Yes, perhaps some transgender people who identify as something which fits neatly into one of the metaphorical boxes of the gender binary. But it it more complicated than that. According to my understanding, gender winds up being more of a spectrum or more complicated vector space where people can fall anywhere. The problem is that people still want to cling to the simplistic view of gender being binary, which admittedly works relatively well for describing 85% of people, but is ultimately and inadequate way of looking at things.

Most cultures which are not the post-Classical West have a social manifestation of this idea.


A generalisation may be generally true, but it isn't the whole picture!

To ask for some clarification, a transgender person wouldn't be an asexual person with no notions of gender, would they?
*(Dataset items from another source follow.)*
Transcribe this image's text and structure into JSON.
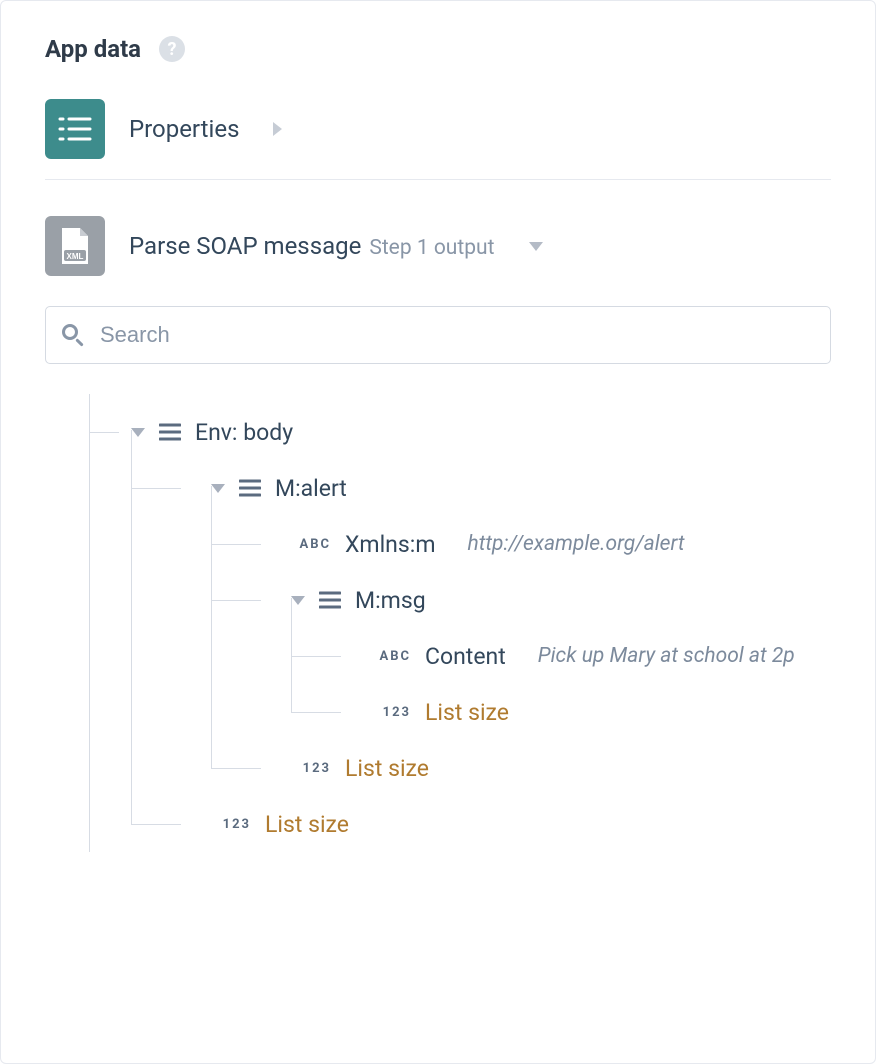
{
  "header": {
    "title": "App data"
  },
  "sections": {
    "properties": {
      "label": "Properties"
    },
    "parse": {
      "label": "Parse SOAP message",
      "sub": "Step 1 output"
    }
  },
  "search": {
    "placeholder": "Search"
  },
  "badges": {
    "abc": "ABC",
    "num": "123"
  },
  "tree": {
    "root": {
      "label": "Env: body"
    },
    "alert": {
      "label": "M:alert"
    },
    "xmlns": {
      "label": "Xmlns:m",
      "value": "http://example.org/alert"
    },
    "msg": {
      "label": "M:msg"
    },
    "content": {
      "label": "Content",
      "value": "Pick up Mary at school at 2p"
    },
    "listsize": {
      "label": "List size"
    }
  }
}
Do you mean asexual or androgynous? Because it is a good baseline to be able to not get the two confused.

Asexual AFAIK refers to a sexual orientation, which is not really what we are talking about here.

Androgynous might be what you are actually talking about. I guess someone who was highly androgynous would be transgender, they would be completely outside the gender binary.

Someone who knows more about this should probably step in though, since my ability to talk about this subject without risking putting my foot in my mouth in a big way is pretty limited.


Yeah, to be outside of gender binaries and beyond all ideas of gender, to be, lol, true neutral in this regard without another alignment, wouldn't be a transgender person (that is my question to try and get more info out). We can wait for other responses then, I'll be back tomorrow.